Each trial begins with an object intro (video of Kim saying “Look, this is a …”) and demonstrating use of an object – e.g. biting into an apple, putting on hand lotion, drawing with a marker, eating with a spoon) that lasts about 5 seconds.
This is intended as an attention-getter to re-orient children towards the center, while in principle reinforcing that the object in question is not an agent and should be expected to follow normal physical laws.
Then, two events involving that object are shown simultaneously, one on the left and one on the right, looping for 24s (event videos range from about 2-5s). Events always show the same object, same camera angle, same background, with a difference only in the “outcome.” Event types are shown in the table below; each concept is presented 4-6 times, with 2-3 repetitions of each event type. Although events are short, they loop continuously for 20s. Realtime events are shown so that “expected” events are at natural speeds, and not potentially seen as violating physical principles due to happening too slowly.
Parents can pause individual trials. If they pause during the intro, they just start over upon restarting. If they pause during the test (up to one time per trial) they restart from the intro, but then the left and right test videos are switched for the test phase.
(See below for descriptions of these trial types.) Trials cycle through gravity, inertia+calibration, support, and control (same/salience) pairings during a session; the order of these concepts is chosen from a list and changed (cycling through a list of orders) each session. There are six videos shown in each category in total.
Within each category, objects are assigned to comparison types (e.g. “apple” assigned to “table, down vs. up”) by choosing from a list of acceptable mappings, again incremented per session. (The first session value was selected randomly from the first six options initially [by accident], and is now selected from all possible mappings.)
There are six possible comparisons for the stay and fall events; three comparisons are assigned to stay and three to fall, with the selection again cycling through a random list of such assignments per session. Left/right placement, horizontal flipping of the left and right events, camera angles, and backgrounds are chosen randomly with the constraint that half of the ‘more probable’ events are on the left within each category. Calibration trials (grouped with inertia videos for purposes of assigning object intros) are placed at trials 3 and 6, so that they are always available for kids who completed enough trials for the session to be included (and so that if there are differences in coding quality across trials, we’re not excluding on the basis of when calibration happened).
Object is rolled/slid off a table and continues down, horizontal, or up.

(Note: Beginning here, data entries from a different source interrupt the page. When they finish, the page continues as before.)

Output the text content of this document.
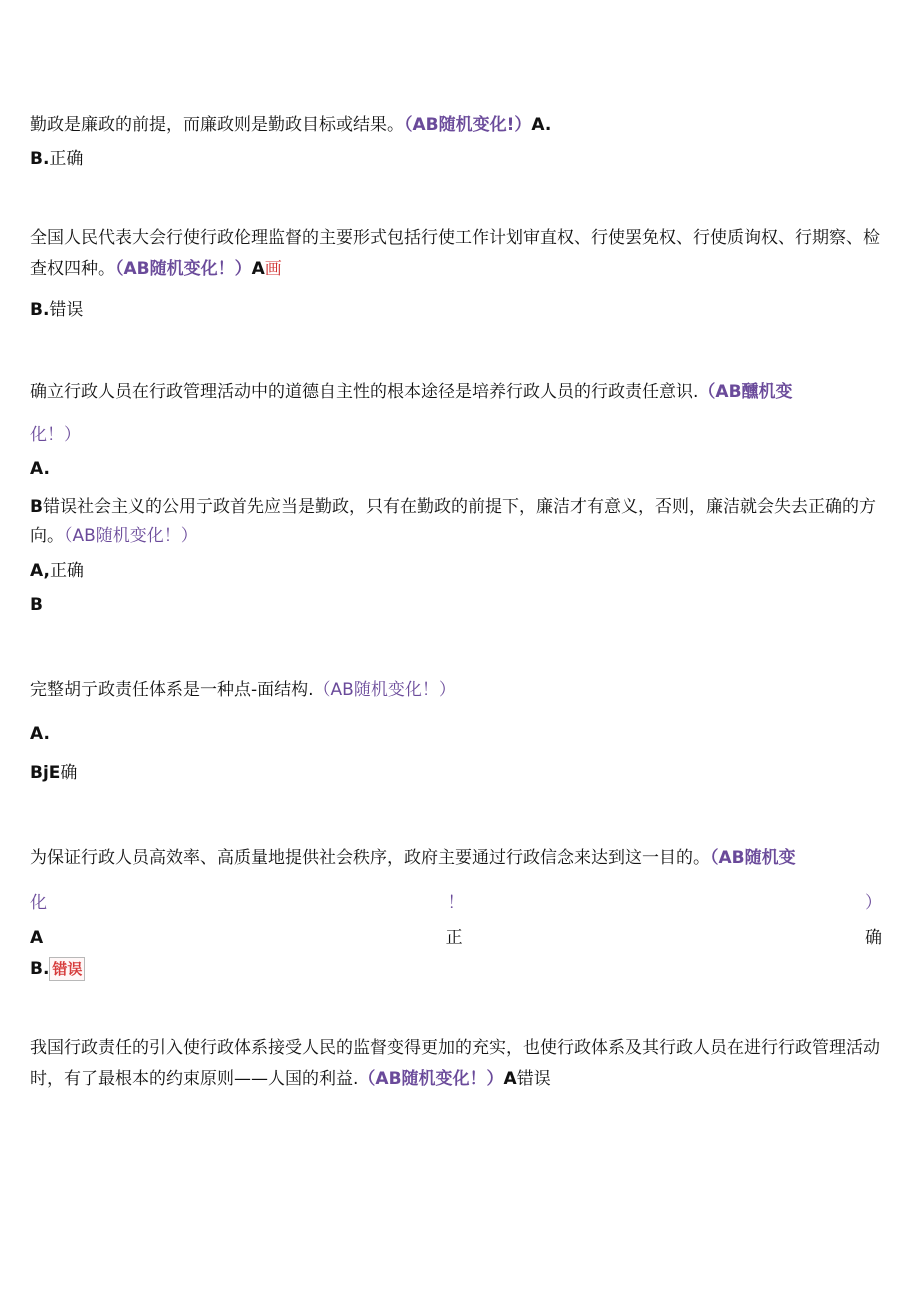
勤政是廉政的前提，而廉政则是勤政目标或结果。（AB随机变化!）A.
B.正确
全国人民代表大会行使行政伦理监督的主要形式包括行使工作计划审直权、行使罢免权、行使质询权、行期察、检
查权四种。（AB随机变化！）A画
B.错误
确立行政人员在行政管理活动中的道德自主性的根本途径是培养行政人员的行政责任意识.（AB醺机变
化！）
A.
B错误社会主义的公用亍政首先应当是勤政，只有在勤政的前提下，廉洁才有意义，否则，廉洁就会失去正确的方
向。（AB随机变化！）
A,正确
B
完整胡亍政责任体系是一种点-面结构.（AB随机变化！）
A.
BjE确
为保证行政人员高效率、高质量地提供社会秩序，政府主要通过行政信念来达到这一目的。（AB随机变
化	！	）
A	正	确
B. 错误
我国行政责任的引入使行政体系接受人民的监督变得更加的充实，也使行政体系及其行政人员在进行行政管理活动
时，有了最根本的约束原则——人国的利益.（AB随机变化！）A错误
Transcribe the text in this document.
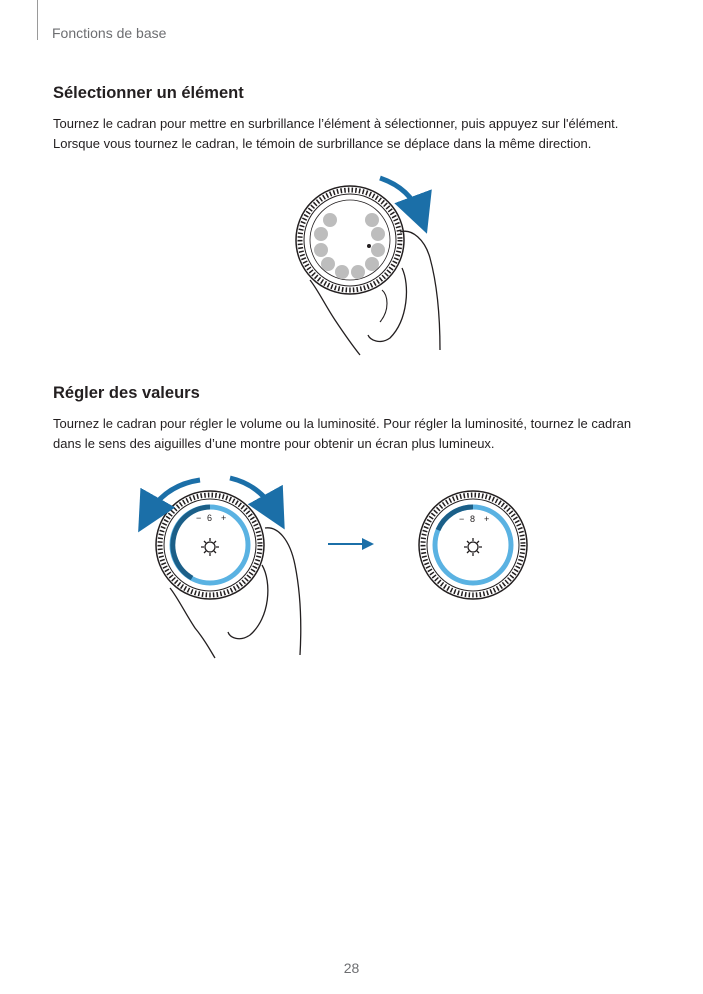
Fonctions de base
Sélectionner un élément
Tournez le cadran pour mettre en surbrillance l’élément à sélectionner, puis appuyez sur l'élément.
Lorsque vous tournez le cadran, le témoin de surbrillance se déplace dans la même direction.
Régler des valeurs
Tournez le cadran pour régler le volume ou la luminosité. Pour régler la luminosité, tournez le cadran
dans le sens des aiguilles d’une montre pour obtenir un écran plus lumineux.
− 6 +	− 8 +
28
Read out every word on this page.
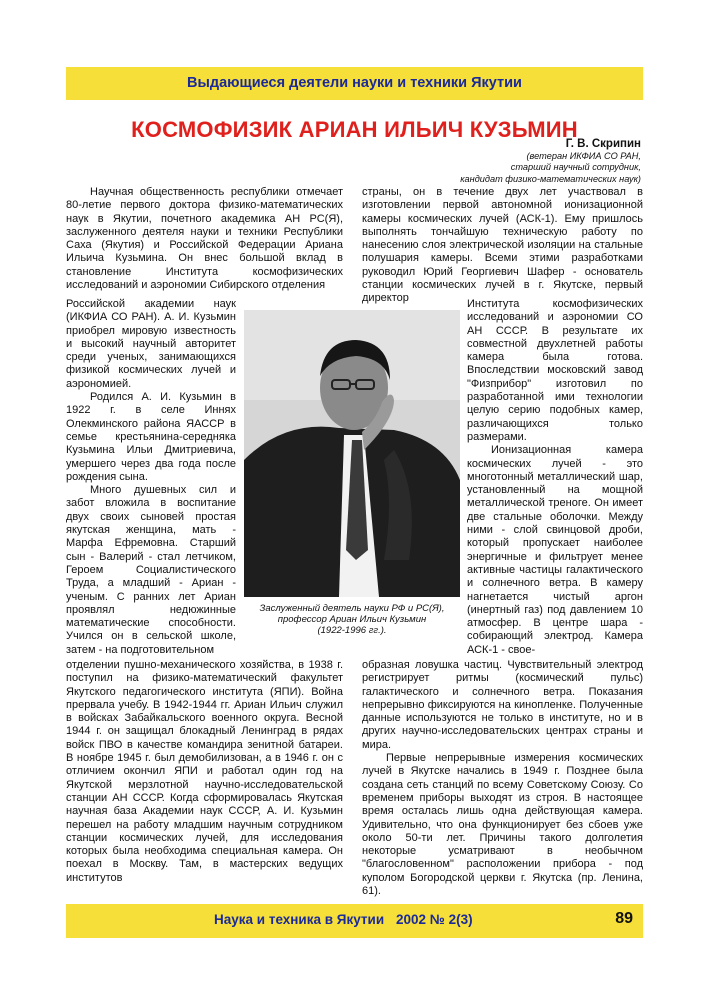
Выдающиеся деятели науки и техники Якутии
КОСМОФИЗИК АРИАН ИЛЬИЧ КУЗЬМИН
Г. В. Скрипин
(ветеран ИКФИА СО РАН,
старший научный сотрудник,
кандидат физико-математических наук)

Научная общественность республики отмечает 80-летие первого доктора физико-математических наук в Якутии, почетного академика АН РС(Я), заслуженного деятеля науки и техники Республики Саха (Якутия) и Российской Федерации Ариана Ильича Кузьмина. Он внес большой вклад в становление Института космофизических исследований и аэрономии Сибирского отделения

Российской академии наук (ИКФИА СО РАН). А. И. Кузьмин приобрел мировую известность и высокий научный авторитет среди ученых, занимающихся физикой космических лучей и аэрономией.

Родился А. И. Кузьмин в 1922 г. в селе Иннях Олекминского района ЯАССР в семье крестьянина-середняка Кузьмина Ильи Дмитриевича, умершего через два года после рождения сына.

Много душевных сил и забот вложила в воспитание двух своих сыновей простая якутская женщина, мать - Марфа Ефремовна. Старший сын - Валерий - стал летчиком, Героем Социалистического Труда, а младший - Ариан - ученым. С ранних лет Ариан проявлял недюжинные математические способности. Учился он в сельской школе, затем - на подготовительном

отделении пушно-механического хозяйства, в 1938 г. поступил на физико-математический факультет Якутского педагогического института (ЯПИ). Война прервала учебу. В 1942-1944 гг. Ариан Ильич служил в войсках Забайкальского военного округа. Весной 1944 г. он защищал блокадный Ленинград в рядах войск ПВО в качестве командира зенитной батареи. В ноябре 1945 г. был демобилизован, а в 1946 г. он с отличием окончил ЯПИ и работал один год на Якутской мерзлотной научно-исследовательской станции АН СССР. Когда сформировалась Якутская научная база Академии наук СССР, А. И. Кузьмин перешел на работу младшим научным сотрудником станции космических лучей, для исследования которых была необходима специальная камера. Он поехал в Москву. Там, в мастерских ведущих институтов

Заслуженный деятель науки РФ и РС(Я),
профессор Ариан Ильич Кузьмин
(1922-1996 гг.).

страны, он в течение двух лет участвовал в изготовлении первой автономной ионизационной камеры космических лучей (АСК-1). Ему пришлось выполнять тончайшую техническую работу по нанесению слоя электрической изоляции на стальные полушария камеры. Всеми этими разработками руководил Юрий Георгиевич Шафер - основатель станции космических лучей в г. Якутске, первый директор	Института космофизических исследований и аэрономии СО АН СССР. В результате их совместной двухлетней работы камера была готова. Впоследствии московский завод "Физприбор" изготовил по разработанной ими технологии целую серию подобных камер, различающихся только размерами.

Ионизационная камера космических лучей - это многотонный металлический шар, установленный на мощной металлической треноге. Он имеет две стальные оболочки. Между ними - слой свинцовой дроби, который пропускает наиболее энергичные и фильтрует менее активные частицы галактического и солнечного ветра. В камеру нагнетается чистый аргон (инертный газ) под давлением 10 атмосфер. В центре шара - собирающий электрод. Камера АСК-1 - свое-

образная ловушка частиц. Чувствительный электрод регистрирует ритмы (космический пульс) галактического и солнечного ветра. Показания непрерывно фиксируются на кинопленке. Полученные данные используются не только в институте, но и в других научно-исследовательских центрах страны и мира.

Первые непрерывные измерения космических лучей в Якутске начались в 1949 г. Позднее была создана сеть станций по всему Советскому Союзу. Со временем приборы выходят из строя. В настоящее время осталась лишь одна действующая камера. Удивительно, что она функционирует без сбоев уже около 50-ти лет. Причины такого долголетия некоторые усматривают в необычном "благословенном" расположении прибора - под куполом Богородской церкви г. Якутска (пр. Ленина, 61).

Наука и техника в Якутии 2002 № 2(3)	89
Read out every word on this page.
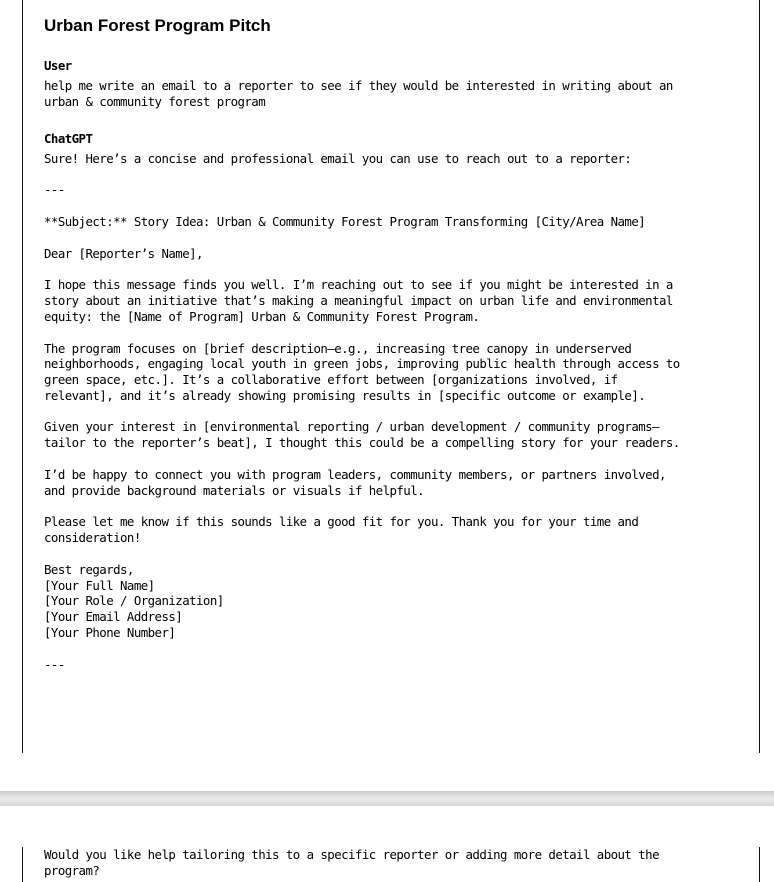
Urban Forest Program Pitch
User
help me write an email to a reporter to see if they would be interested in writing about an
urban & community forest program
ChatGPT
Sure! Here’s a concise and professional email you can use to reach out to a reporter:
---
**Subject:** Story Idea: Urban & Community Forest Program Transforming [City/Area Name]
Dear [Reporter’s Name],
I hope this message finds you well. I’m reaching out to see if you might be interested in a
story about an initiative that’s making a meaningful impact on urban life and environmental
equity: the [Name of Program] Urban & Community Forest Program.
The program focuses on [brief description—e.g., increasing tree canopy in underserved
neighborhoods, engaging local youth in green jobs, improving public health through access to
green space, etc.]. It’s a collaborative effort between [organizations involved, if
relevant], and it’s already showing promising results in [specific outcome or example].
Given your interest in [environmental reporting / urban development / community programs—
tailor to the reporter’s beat], I thought this could be a compelling story for your readers.
I’d be happy to connect you with program leaders, community members, or partners involved,
and provide background materials or visuals if helpful.
Please let me know if this sounds like a good fit for you. Thank you for your time and
consideration!
Best regards,
[Your Full Name]
[Your Role / Organization]
[Your Email Address]
[Your Phone Number]
---
Would you like help tailoring this to a specific reporter or adding more detail about the
program?
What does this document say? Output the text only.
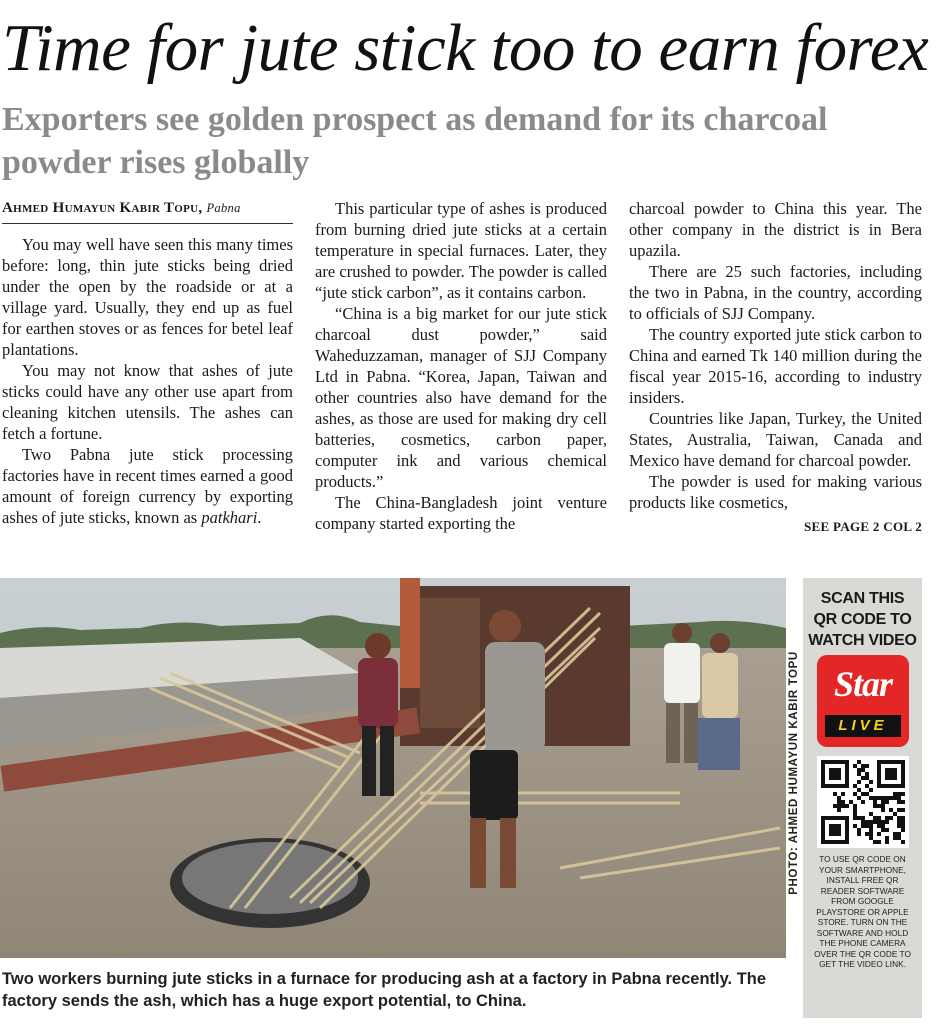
Time for jute stick too to earn forex
Exporters see golden prospect as demand for its charcoal powder rises globally
Ahmed Humayun Kabir Topu, Pabna

You may well have seen this many times before: long, thin jute sticks being dried under the open by the roadside or at a village yard. Usually, they end up as fuel for earthen stoves or as fences for betel leaf plantations.

You may not know that ashes of jute sticks could have any other use apart from cleaning kitchen utensils. The ashes can fetch a fortune.

Two Pabna jute stick processing factories have in recent times earned a good amount of foreign currency by exporting ashes of jute sticks, known as patkhari.

This particular type of ashes is produced from burning dried jute sticks at a certain temperature in special furnaces. Later, they are crushed to powder. The powder is called “jute stick carbon”, as it contains carbon.

“China is a big market for our jute stick charcoal dust powder,” said Waheduzzaman, manager of SJJ Company Ltd in Pabna. “Korea, Japan, Taiwan and other countries also have demand for the ashes, as those are used for making dry cell batteries, cosmetics, carbon paper, computer ink and various chemical products.”

The China-Bangladesh joint venture company started exporting the

charcoal powder to China this year. The other company in the district is in Bera upazila.

There are 25 such factories, including the two in Pabna, in the country, according to officials of SJJ Company.

The country exported jute stick carbon to China and earned Tk 140 million during the fiscal year 2015-16, according to industry insiders.

Countries like Japan, Turkey, the United States, Australia, Taiwan, Canada and Mexico have demand for charcoal powder.

The powder is used for making various products like cosmetics,

SEE PAGE 2 COL 2
PHOTO: AHMED HUMAYUN KABIR TOPU
Two workers burning jute sticks in a furnace for producing ash at a factory in Pabna recently. The factory sends the ash, which has a huge export potential, to China.
SCAN THIS
QR CODE TO
WATCH VIDEO
Star
LIVE
TO USE QR CODE ON YOUR SMARTPHONE, INSTALL FREE QR READER SOFTWARE FROM GOOGLE PLAYSTORE OR APPLE STORE. TURN ON THE SOFTWARE AND HOLD THE PHONE CAMERA OVER THE QR CODE TO GET THE VIDEO LINK.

Object in hand is tossed down, falls UP, tossed up, falls DOWN.
Object is placed in center of ramp and released to roll down or up.
Object rolls from one side of screen and stops in the middle, then re-starts on its own, or by a hand.
Object rolls/slides from one side of the screen and collides with a barrier, or takes the same trajectory colliding against no bairrier.
An object is placed (mostly on/slightly on/next to/near) on a cabinet and immediately falls.
An object is placed (mostly on/slightly on/next to/near) on a cabinet and stays there.
Distinguishable but similar physically-possible human actions on objects, like rotating an object about one axis vs. another
Physically-possible human actions on objects, some more interesting, like flipping a spoon vs. slowly extending it or erasing a drawing vs. an empty board.